Time to Buy or Run for Cover? As volatility bites, the Bitcoin price has fallen to its lowest level in two months. Could the Bitcoin price be at $42,000, or is it still falling?
Bitcoin (BTC), which has fallen to $47,000 suddenly on Dec. 4, lost nearly 20% in 24 hours. This is the largest one-day drop in Bitcoin (BTC) since May 15, when it dropped to $33,000.
BTC’s market price fell 26.4% after a week of support at $57,206. It then dropped to $42,268 and recovered to $45k. Coinglass data shows that the Bitcoin market saw $1.3B in total liquidations over the hour. $735M was liquidated in BTC longs as a result.
As a result, Bitcoin’s bear market cancels out the 2-month long bull market since Sept. 29, where BTC soared over 63% to attain an all-time high of $67, 602 by Nov. 08. However, numerous Bitcoin analysts including TechDev point out a similar trend with Bitcoin’s price action for every year.
Every #Bitcoin cycle in history has ended with a red month followed by 2 or 3 very green months. pic.twitter.com/zr1055PvkL
— TechDev (@TechDev_52) October 18, 2021
Another reason for Bitcoin’s two-month low bearish streak can also be attributed to mainstream resistance from the US regulators that have invited the CEOs of prominent crypto exchanges including FTX and Binance US for a hearing on crypto-assets.
On the other hand, some believe that the price of Bitcoin can now stabilize following the decline. For example, CEO of crypto educational platform Eight Global Michaël van de Poppe stated:
Bottom is in.
— Michaël van de Poppe (@CryptoMichNL) December 4, 2021
Despite concerns surrounding volatility and non-compliance with traditional financial practices, Bitcoin continues to rise as a viable asset for jurisdictions with unstable economies.

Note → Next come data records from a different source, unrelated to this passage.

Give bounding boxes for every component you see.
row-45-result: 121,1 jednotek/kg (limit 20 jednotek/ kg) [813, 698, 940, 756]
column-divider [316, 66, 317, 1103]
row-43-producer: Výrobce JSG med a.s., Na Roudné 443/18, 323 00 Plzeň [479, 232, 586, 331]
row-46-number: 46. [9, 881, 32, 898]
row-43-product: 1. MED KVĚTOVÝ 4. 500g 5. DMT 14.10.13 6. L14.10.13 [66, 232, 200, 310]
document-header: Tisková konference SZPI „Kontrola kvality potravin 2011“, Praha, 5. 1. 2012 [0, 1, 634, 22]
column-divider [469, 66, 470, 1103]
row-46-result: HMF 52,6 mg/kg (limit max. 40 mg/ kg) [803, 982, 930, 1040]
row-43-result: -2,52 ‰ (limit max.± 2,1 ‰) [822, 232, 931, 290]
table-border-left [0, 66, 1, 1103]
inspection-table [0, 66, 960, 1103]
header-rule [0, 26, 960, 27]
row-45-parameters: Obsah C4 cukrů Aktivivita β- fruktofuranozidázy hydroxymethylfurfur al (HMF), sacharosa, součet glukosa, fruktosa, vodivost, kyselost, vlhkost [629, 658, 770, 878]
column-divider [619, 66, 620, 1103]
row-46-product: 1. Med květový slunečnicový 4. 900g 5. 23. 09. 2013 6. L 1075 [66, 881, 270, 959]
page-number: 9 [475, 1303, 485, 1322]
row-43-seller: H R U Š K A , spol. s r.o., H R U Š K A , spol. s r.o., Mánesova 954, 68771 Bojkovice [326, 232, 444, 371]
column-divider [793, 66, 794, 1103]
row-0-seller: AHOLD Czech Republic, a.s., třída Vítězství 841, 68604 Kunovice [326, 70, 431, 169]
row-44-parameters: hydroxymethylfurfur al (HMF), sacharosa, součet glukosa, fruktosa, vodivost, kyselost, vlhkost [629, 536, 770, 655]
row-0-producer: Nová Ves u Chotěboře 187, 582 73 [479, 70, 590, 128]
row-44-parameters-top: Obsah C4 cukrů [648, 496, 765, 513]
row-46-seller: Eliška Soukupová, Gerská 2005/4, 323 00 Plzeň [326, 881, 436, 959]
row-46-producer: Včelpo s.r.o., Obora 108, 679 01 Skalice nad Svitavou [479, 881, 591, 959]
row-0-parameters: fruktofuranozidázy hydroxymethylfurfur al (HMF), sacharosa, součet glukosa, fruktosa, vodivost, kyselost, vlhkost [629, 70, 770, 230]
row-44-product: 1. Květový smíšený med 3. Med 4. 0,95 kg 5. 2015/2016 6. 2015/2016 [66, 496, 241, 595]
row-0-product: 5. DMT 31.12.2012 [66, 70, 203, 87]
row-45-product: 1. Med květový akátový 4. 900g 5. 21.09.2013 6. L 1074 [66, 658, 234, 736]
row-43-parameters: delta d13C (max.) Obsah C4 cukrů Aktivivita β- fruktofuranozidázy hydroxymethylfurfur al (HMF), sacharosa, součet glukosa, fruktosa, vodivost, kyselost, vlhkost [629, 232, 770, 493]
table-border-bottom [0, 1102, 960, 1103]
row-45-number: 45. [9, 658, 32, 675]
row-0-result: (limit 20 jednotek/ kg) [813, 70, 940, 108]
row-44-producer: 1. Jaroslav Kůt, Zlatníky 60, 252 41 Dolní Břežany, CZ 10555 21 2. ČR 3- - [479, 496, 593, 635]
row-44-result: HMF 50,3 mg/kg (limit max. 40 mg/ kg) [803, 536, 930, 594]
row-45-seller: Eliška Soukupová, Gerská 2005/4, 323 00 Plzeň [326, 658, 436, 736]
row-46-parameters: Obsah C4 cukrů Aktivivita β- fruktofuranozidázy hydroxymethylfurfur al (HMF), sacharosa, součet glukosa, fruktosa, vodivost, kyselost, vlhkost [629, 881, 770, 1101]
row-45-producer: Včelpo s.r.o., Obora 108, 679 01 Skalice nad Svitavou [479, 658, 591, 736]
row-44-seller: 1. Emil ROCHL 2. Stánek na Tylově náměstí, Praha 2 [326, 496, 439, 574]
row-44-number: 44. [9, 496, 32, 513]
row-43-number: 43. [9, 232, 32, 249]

Following the footsteps of El Salvador, the government of Zimbabwe is considering the mainstream use of Bitcoin. As Cointelegraph reported, retired Brigadier Colonel Charles Wekwete, the permanent secretary and head of the office of the president and cabinet’s e-government technology unit, confirmed that discussions with businesses are already underway.
According to Wekwete, the authorities intend to develop regulations to protect consumers against financial threats such as unregistered cross-border transfers, externalization of money and money laundering.